Occorre dunque guardare con particolare attenzione i
dati destagionalizzati relativi alla produzione industriale italiana, senza fermarsi a quelli che riguardano i beni di consumo, durevoli e non durevoli, che pure segnano un andamento al ribasso: a marzo scorso, l'indice destagionalizzato e corretto per gli effetti del calendario relativo a questa categoria di beni (2015=100) è stato pari a 111,1 con una variazione negativa di -4,7 punti rispetto al marzo 2022.
Lo stesso è accaduto con i prodotti intermedi, con l'indice destagionalizzato che a marzo scorso ha toccato appena quota 98,4. Non solo questo valore è più basso di quello di ben otto anni fa, il 2015=100, ma è più basso di tutti quelli rilevati nel biennio 2021-2022, visto che il livello più alto era stato raggiunto nel luglio 2021 con 106,9. Anche i corretti con gli effetti del calendario mostrano un andamento analogo: a marzo scorso l'indice è stato pari a 110,4 mentre era stato di 117,4 a marzo 2022.

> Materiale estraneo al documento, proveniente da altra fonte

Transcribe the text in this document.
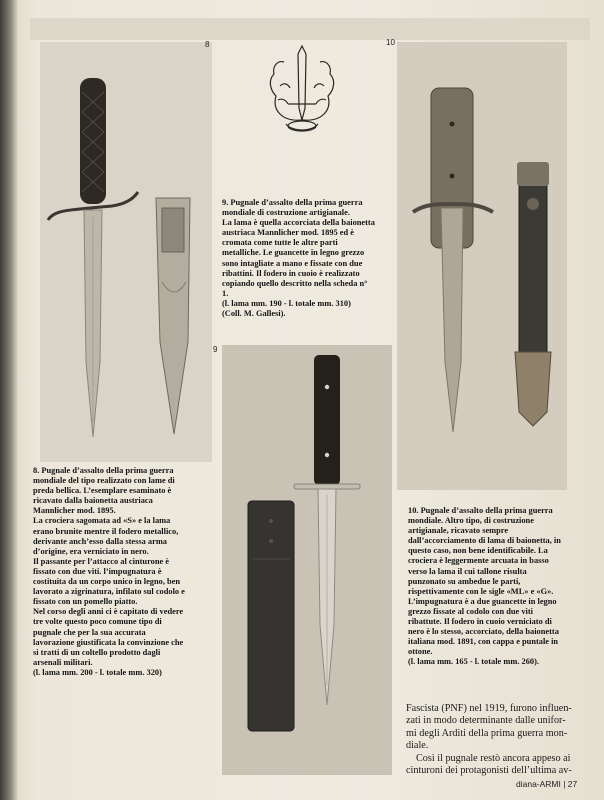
8

9. Pugnale d’assalto della prima guerra

mondiale di costruzione artigianale.

La lama è quella accorciata della baionetta

austriaca Mannlicher mod. 1895 ed è

cromata come tutte le altre parti

metalliche. Le guancette in legno grezzo

sono intagliate a mano e fissate con due

ribattini. Il fodero in cuoio è realizzato

copiando quello descritto nella scheda n°

1.

(l. lama mm. 190 - l. totale mm. 310)

(Coll. M. Gallesi).

10

8. Pugnale d’assalto della prima guerra

mondiale del tipo realizzato con lame di

preda bellica. L’esemplare esaminato è

ricavato dalla baionetta austriaca

Mannlicher mod. 1895.

La crociera sagomata ad «S» e la lama

erano brunite mentre il fodero metallico,

derivante anch’esso dalla stessa arma

d’origine, era verniciato in nero.

Il passante per l’attacco al cinturone è

fissato con due viti. l’impugnatura è

costituita da un corpo unico in legno, ben

lavorato a zigrinatura, infilato sul codolo e

fissato con un pomello piatto.

Nel corso degli anni ci è capitato di vedere

tre volte questo poco comune tipo di

pugnale che per la sua accurata

lavorazione giustificata la convinzione che

si tratti di un coltello prodotto dagli

arsenali militari.

(l. lama mm. 200 - l. totale mm. 320)

9

10. Pugnale d’assalto della prima guerra

mondiale. Altro tipo, di costruzione

artigianale, ricavato sempre

dall’accorciamento di lama di baionetta, in

questo caso, non bene identificabile. La

crociera è leggermente arcuata in basso

verso la lama il cui tallone risulta

punzonato su ambedue le parti,

rispettivamente con le sigle «ML» e «G».

L’impugnatura è a due guancette in legno

grezzo fissate al codolo con due viti

ribattute. Il fodero in cuoio verniciato di

nero è lo stesso, accorciato, della baionetta

italiana mod. 1891, con cappa e puntale in

ottone.

(l. lama mm. 165 - l. totale mm. 260).

Fascista (PNF) nel 1919, furono influen-

zati in modo determinante dalle unifor-

mi degli Arditi della prima guerra mon-

diale.

Così il pugnale restò ancora appeso ai

cinturoni dei protagonisti dell’ultima av-

diana-ARMI | 27
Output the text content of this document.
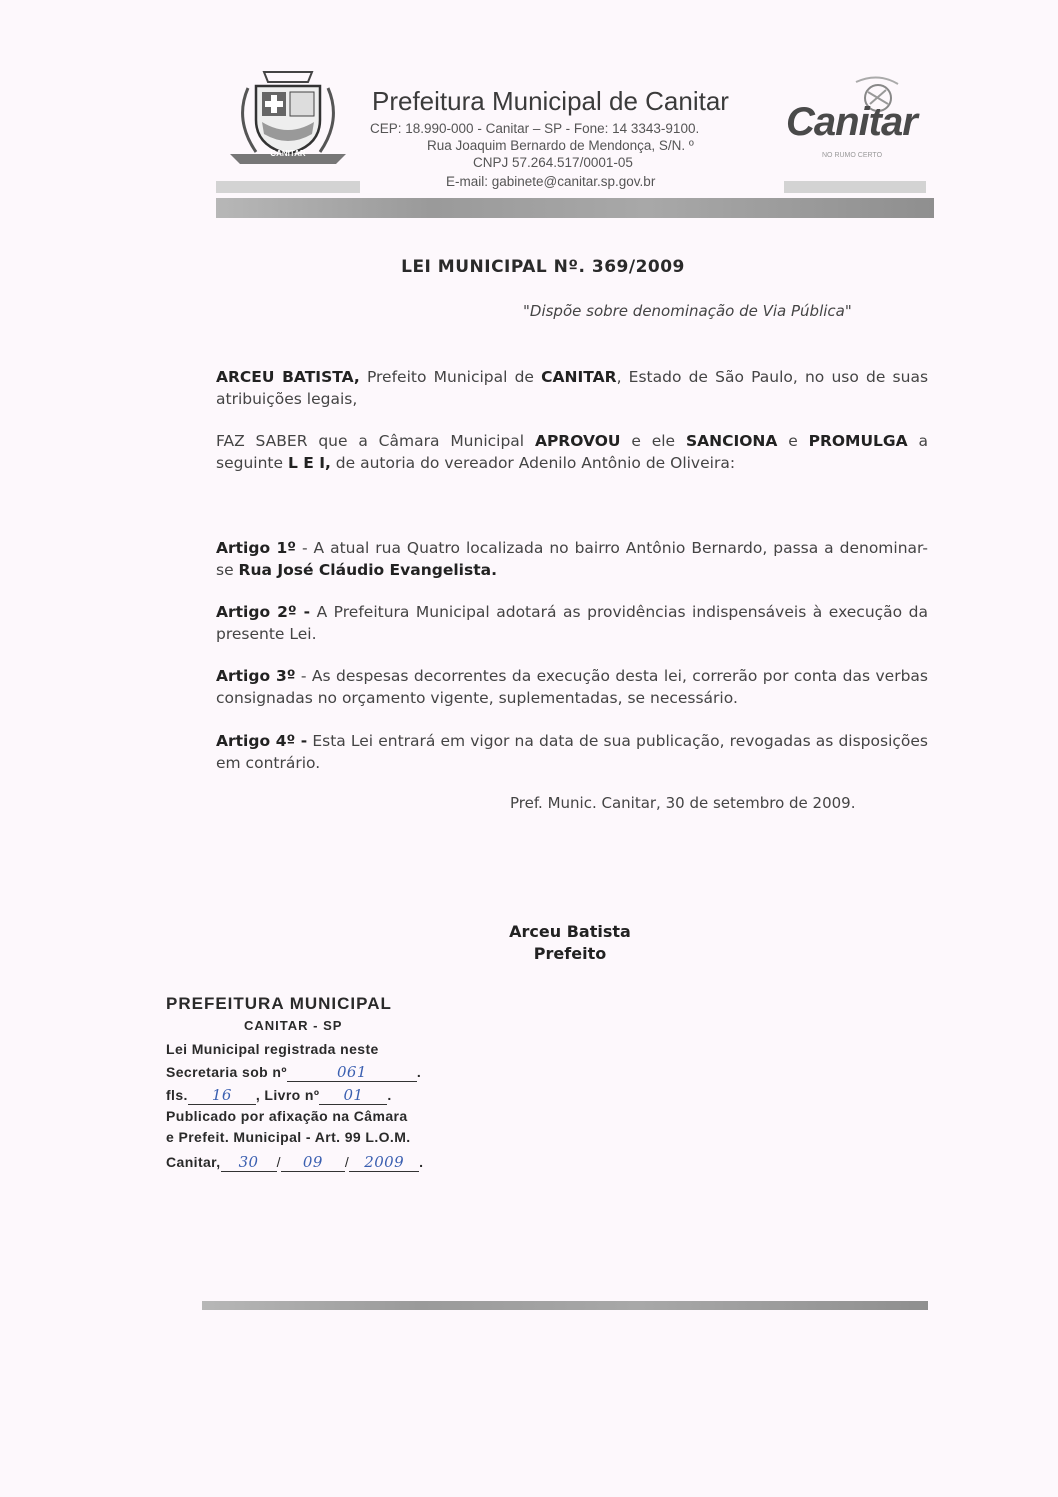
CANITAR
Prefeitura Municipal de Canitar
CEP: 18.990-000 - Canitar – SP - Fone: 14 3343-9100.
Rua Joaquim Bernardo de Mendonça, S/N. º
CNPJ 57.264.517/0001-05
E-mail: gabinete@canitar.sp.gov.br
Canitar
NO RUMO CERTO
LEI MUNICIPAL Nº. 369/2009
"Dispõe sobre denominação de Via Pública"
ARCEU BATISTA, Prefeito Municipal de CANITAR, Estado de São Paulo, no uso de suas atribuições legais,
FAZ SABER que a Câmara Municipal APROVOU e ele SANCIONA e PROMULGA a seguinte L E I, de autoria do vereador Adenilo Antônio de Oliveira:
Artigo 1º - A atual rua Quatro localizada no bairro Antônio Bernardo, passa a denominar-se Rua José Cláudio Evangelista.
Artigo 2º - A Prefeitura Municipal adotará as providências indispensáveis à execução da presente Lei.
Artigo 3º - As despesas decorrentes da execução desta lei, correrão por conta das verbas consignadas no orçamento vigente, suplementadas, se necessário.
Artigo 4º - Esta Lei entrará em vigor na data de sua publicação, revogadas as disposições em contrário.
Pref. Munic. Canitar, 30 de setembro de 2009.
Arceu Batista
Prefeito
PREFEITURA MUNICIPAL
CANITAR - SP
Lei Municipal registrada neste
Secretaria sob nº	061	.
fls. 16 , Livro nº 01 .
Publicado por afixação na Câmara
e Prefeit. Municipal - Art. 99 L.O.M.
Canitar, 30 / 09 / 2009 .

Bisogna guardare all'economia reale, alla produzione industriale, visto che poi tutto si riflette a livello macroeconomico sulla crescita del PIL:
sulla base del DEF 2023, quest'anno il PIL reale dovrebbe crescere solo dell'1%, mentre quello nominale del 5,8% visto che il deflatore del PIL (l'indicatore che misura l'inflazione complessiva, non solo quella dei prezzi al consumo) è previsto in crescita del 4,8%.